L’expérimentation a débuté en 2020 avec 14 départements. Quels en sont les premiers résultats ?

On observe déjà que dans le Bas-Rhin, les résultats de retour à l’activité et à la formation sont très positifs. Dans l’Yonne, la mise en place du codiagnostic a permis d’orienter 70% des bénéficiaires du RSA vers un accompagnement professionnel, contre 45% avant la mise en place, de l’expérimentation. Avec le SPIE, on va arriver à faire baisser le chiffre des bénéficiaires du RSA.

Dans les territoires, les bénéficiaires du RSA sont reçus plus rapidement en entretien. Dans le Nord par exemple, ce délai est passé de deux mois à 15 jours. On propose aux territoires un "service rendez-vous insertion" qui permet aux allocataires du RSA d’être contactés par mail et SMS et de prendre un rendez-vous en ligne. Cet outil est utilisé dans les Ardennes depuis juillet 2021, l’Yonne et la Drôme. D’ici le mois de mars, dix départements utiliseront ces outils.

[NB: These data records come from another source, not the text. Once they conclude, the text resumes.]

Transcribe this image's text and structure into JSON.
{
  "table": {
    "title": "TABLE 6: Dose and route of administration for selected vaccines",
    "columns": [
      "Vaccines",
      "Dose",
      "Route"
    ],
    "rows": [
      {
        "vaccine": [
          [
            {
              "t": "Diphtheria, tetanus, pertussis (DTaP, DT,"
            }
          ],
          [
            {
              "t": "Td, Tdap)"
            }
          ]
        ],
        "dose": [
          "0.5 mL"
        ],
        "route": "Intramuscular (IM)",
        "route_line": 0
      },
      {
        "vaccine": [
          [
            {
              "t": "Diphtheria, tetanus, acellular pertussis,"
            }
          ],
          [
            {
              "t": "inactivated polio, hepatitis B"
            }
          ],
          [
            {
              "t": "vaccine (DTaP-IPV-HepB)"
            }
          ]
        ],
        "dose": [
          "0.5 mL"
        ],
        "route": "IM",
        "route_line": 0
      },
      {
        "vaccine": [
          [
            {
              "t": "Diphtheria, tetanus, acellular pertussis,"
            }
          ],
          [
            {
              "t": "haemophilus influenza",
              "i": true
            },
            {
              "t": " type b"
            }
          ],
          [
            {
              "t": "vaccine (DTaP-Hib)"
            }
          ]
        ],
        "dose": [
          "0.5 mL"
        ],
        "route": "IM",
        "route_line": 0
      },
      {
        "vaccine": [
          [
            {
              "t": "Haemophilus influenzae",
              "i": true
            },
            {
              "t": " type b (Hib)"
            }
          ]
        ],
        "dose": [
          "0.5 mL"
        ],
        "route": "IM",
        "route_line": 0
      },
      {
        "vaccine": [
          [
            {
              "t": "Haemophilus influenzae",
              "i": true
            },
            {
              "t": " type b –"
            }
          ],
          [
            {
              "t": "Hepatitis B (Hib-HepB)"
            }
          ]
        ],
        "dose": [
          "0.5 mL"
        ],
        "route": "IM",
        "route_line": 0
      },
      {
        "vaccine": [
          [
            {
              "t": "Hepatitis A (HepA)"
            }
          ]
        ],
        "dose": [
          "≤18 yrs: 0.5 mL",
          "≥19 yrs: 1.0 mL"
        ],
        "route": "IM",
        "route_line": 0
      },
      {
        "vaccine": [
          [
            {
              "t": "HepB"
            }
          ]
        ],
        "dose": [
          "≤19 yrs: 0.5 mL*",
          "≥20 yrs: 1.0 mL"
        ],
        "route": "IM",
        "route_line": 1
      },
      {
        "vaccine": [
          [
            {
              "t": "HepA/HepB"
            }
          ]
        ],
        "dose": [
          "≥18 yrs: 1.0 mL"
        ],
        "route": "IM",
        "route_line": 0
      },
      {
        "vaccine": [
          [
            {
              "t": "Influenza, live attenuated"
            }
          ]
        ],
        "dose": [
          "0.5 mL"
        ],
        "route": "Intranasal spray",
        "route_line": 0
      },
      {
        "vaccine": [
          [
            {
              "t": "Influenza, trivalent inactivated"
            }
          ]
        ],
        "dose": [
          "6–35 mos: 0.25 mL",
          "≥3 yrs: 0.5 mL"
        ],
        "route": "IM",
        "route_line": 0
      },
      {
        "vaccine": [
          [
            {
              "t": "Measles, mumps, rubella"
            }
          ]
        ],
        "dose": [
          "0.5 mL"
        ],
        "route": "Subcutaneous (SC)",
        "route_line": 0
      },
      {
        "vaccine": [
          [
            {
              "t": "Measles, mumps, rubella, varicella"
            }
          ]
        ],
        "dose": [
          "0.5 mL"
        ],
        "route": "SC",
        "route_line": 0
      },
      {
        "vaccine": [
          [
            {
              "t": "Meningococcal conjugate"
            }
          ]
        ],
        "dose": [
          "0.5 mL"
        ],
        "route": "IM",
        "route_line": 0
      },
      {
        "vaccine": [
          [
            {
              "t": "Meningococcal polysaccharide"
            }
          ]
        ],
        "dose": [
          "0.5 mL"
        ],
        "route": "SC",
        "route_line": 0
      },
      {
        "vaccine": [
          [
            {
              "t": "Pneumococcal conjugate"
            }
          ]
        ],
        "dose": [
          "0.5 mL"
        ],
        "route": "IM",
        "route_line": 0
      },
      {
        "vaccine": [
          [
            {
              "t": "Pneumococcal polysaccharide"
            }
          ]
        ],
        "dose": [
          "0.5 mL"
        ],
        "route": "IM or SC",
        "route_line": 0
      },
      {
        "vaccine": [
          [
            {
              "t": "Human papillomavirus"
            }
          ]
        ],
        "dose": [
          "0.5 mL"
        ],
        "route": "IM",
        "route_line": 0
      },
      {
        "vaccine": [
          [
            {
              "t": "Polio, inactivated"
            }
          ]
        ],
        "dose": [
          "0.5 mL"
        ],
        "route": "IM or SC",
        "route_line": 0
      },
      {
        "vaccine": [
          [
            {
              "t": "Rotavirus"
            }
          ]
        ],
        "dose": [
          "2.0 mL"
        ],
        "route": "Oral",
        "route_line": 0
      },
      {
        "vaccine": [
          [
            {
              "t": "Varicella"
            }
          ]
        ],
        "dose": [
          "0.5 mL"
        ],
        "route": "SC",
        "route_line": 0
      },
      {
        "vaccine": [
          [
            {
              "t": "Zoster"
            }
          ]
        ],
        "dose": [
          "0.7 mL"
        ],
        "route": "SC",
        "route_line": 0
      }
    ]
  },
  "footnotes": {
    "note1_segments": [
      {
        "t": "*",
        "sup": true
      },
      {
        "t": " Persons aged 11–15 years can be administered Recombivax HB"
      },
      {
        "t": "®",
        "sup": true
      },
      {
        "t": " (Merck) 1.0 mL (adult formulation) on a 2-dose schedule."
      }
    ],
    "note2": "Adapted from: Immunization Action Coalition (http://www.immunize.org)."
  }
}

Combien de bénéficiaires du RSA sont à ce jour concernés par ces nouvelles procédures ?

Je n’ai pas de données sur ce sujet. Nous sommes en train de créer un nouvel outil numérique, le carnet de bord, qui permet aux différents professionnels d’échanger et de partager les données relatives aux allocataires du RSA. Il est déjà testé en Seine-Saint-Denis et dans la Marne depuis la mi-2021, et va être généralisé à l’ensemble du territoire.

Un bilan du SPIE est-il prévu ?

La Dares remettra une évaluation à la fin 2022.

Dans son rapport sur le RSA présenté le 13 janvier (voir notre article), la Cour des comptes souligne les enjeux de coordination entre les acteurs de l’emploi et de l’insertion. Elle relève par exemple la difficulté pour les départements d’accéder aux fonds de formation régionaux. La répartition des compétences entre collectivités est-elle un sujet ?

Dans son rapport, la Cour des comptes recommande de créer une instance départementale qui associe l’État, le département, la CAF, la région et Pôle emploi. La gouvernance du SPIE va déjà plus loin : les consortiums réunissent non seulement ces acteurs, mais aussi les autres partenaires comme les missions locales, les Cap emploi, les organismes de formation, les acteurs du logement…

La présence des régions y permet de mieux intégrer l’offre de formation. Avec l’appui de Régions de France et de Pôle emploi, les Alpes-Maritimes, le Nord et l’Indre-et-Loire utilisent le logiciel Ouiform pour prescrire directement des formations, sans passer par les régions. En Bretagne, les formations sont modifiées dans le cadre du SPIE.

Les départements vont-ils devoir renforcer leurs moyens pour que le SPIE atteigne ses ambitions, comme en Seine-Saint-Denis ?

Non, les territoires sont tous différents. Il y a plein de solutions, d’acteurs dans les territoires. Tous les outils numériques que nous proposons visent à faciliter le travail des professionnels. Au-delà du carnet de bord, du service rendez-vous insertion que j’évoquais précédemment, on propose par exemple un outil qui recense toutes les offres d’accompagnement d’un territoire (mobilité, hébergement, garde d’enfants) avec le contact direct des professionnels de chaque structure. Cette cartographie est testée dans les Ardennes et à La Réunion depuis la mi-2021. Enfin, un annuaire va recenser des entreprises dans lesquelles il sera possible d’effectuer des immersions professionnelles, avec un outil numérique qui dématérialise la convention signée entre l’entreprise, le prescripteur et les bénéficiaires.